Tax expenditures are special tax rules in the form of deductions, exclusions, credits, and favorable rates that benefit selected activities, industries, or groups of taxpayers. Since Stanley Surrey originally popularized the concept in the 1970s, tax policy experts have recognized that special tax benefits represent a form of public spending disguised as tax reductions. Because of this, it is often easier to enact tax breaks to promote policy agendas than to enact equivalent direct spending programs that are more transparent. As a result, many tax expenditures are poorly targeted, distort economic choices of households and businesses, and make the tax law more complicated. Reducing or eliminating many of them to pay for lower rates, deficit reduction, or higher priority spending programs has long been a goal of tax reformers.

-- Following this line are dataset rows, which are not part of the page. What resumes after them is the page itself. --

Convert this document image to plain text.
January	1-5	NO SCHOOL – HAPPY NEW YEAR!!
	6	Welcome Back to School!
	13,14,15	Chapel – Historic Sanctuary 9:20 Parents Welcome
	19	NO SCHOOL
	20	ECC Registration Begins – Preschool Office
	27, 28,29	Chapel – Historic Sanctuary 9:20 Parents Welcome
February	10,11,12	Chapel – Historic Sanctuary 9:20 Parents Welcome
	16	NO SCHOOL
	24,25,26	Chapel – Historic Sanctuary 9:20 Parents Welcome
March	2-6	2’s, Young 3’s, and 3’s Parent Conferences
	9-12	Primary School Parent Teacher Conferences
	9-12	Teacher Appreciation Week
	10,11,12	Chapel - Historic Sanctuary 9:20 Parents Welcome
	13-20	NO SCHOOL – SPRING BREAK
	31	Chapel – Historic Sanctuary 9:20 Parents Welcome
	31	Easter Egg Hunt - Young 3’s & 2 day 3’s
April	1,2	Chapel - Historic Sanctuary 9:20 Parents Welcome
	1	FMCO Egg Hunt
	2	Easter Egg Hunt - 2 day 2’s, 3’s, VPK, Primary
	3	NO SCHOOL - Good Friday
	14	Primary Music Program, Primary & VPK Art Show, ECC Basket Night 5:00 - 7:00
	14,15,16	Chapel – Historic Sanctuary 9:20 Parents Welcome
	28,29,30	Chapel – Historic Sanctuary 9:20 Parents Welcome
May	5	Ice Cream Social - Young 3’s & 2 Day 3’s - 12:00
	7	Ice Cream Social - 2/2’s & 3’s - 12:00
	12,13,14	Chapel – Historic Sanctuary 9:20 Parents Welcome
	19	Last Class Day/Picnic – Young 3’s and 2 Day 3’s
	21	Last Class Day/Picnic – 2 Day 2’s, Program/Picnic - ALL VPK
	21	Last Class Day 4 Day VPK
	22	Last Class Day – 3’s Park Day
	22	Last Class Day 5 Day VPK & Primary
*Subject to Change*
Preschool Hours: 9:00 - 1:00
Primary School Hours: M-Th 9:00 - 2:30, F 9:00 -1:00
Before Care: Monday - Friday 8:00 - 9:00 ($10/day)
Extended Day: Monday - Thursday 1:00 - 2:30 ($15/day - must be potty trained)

Tax expenditure reduction has proven politically difficult, however. The most costly tax expenditures, including the exclusion for employer-sponsored health insurance, itemized deductions for home mortgage interest, charitable contributions, and state and local taxes, and the exemption of interest on municipal bonds benefit many taxpayers and have the support of powerful constituencies. As an alternative, policymakers and commentators have expressed interest in approaches, analogous to direct spending caps, to limit the costs of tax expenditures without targeting single provisions.

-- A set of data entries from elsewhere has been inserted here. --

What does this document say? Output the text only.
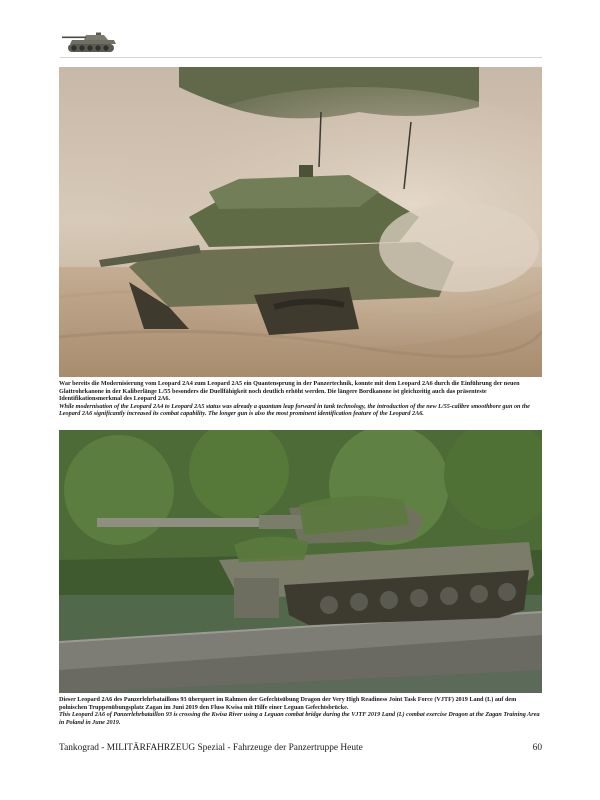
War bereits die Modernisierung vom Leopard 2A4 zum Leopard 2A5 ein Quantensprung in der Panzertechnik, konnte mit dem Leopard 2A6 durch die Einführung der neuen Glattrohrkanone in der Kaliberlänge L/55 besonders die Duellfähigkeit noch deutlich erhöht werden. Die längere Bordkanone ist gleichzeitig auch das präsenteste Identifikationsmerkmal des Leopard 2A6.
While modernisation of the Leopard 2A4 to Leopard 2A5 status was already a quantum leap forward in tank technology, the introduction of the new L/55-calibre smoothbore gun on the Leopard 2A6 significantly increased its combat capability. The longer gun is also the most prominent identification feature of the Leopard 2A6.
Dieser Leopard 2A6 des Panzerlehrbataillons 93 überquert im Rahmen der Gefechtsübung Dragon der Very High Readiness Joint Task Force (VJTF) 2019 Land (L) auf dem polnischen Truppenübungsplatz Zagan im Juni 2019 den Fluss Kwisa mit Hilfe einer Leguan Gefechtsbrücke.
This Leopard 2A6 of Panzerlehrbataillon 93 is crossing the Kwisa River using a Leguan combat bridge during the VJTF 2019 Land (L) combat exercise Dragon at the Zagan Training Area in Poland in June 2019.
Tankograd - MILITÄRFAHRZEUG Spezial - Fahrzeuge der Panzertruppe Heute	60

This chapter examines the effects of alternative ways of imposing global limitations on groups of tax expenditures that benefit individual taxpayers. We begin by providing some general background on the adverse effects of tax expenditures and past efforts of tax reform proposals to reduce them. We review existing limits on tax expenditures— the alternative minimum tax and the limitation on itemized deductions—and discuss alternative and more comprehensive limitations that would be preferable to existing ones. We then provide estimates of the effects of alternative global limitations on federal revenues and on how much tax rates could be reduced while maintaining revenue neutrality. We estimate the effects of alternative limitations on the distribution of tax burdens, marginal tax rates on capital and labor income, and incentives to engage in tax-subsidized activities. A final section concludes.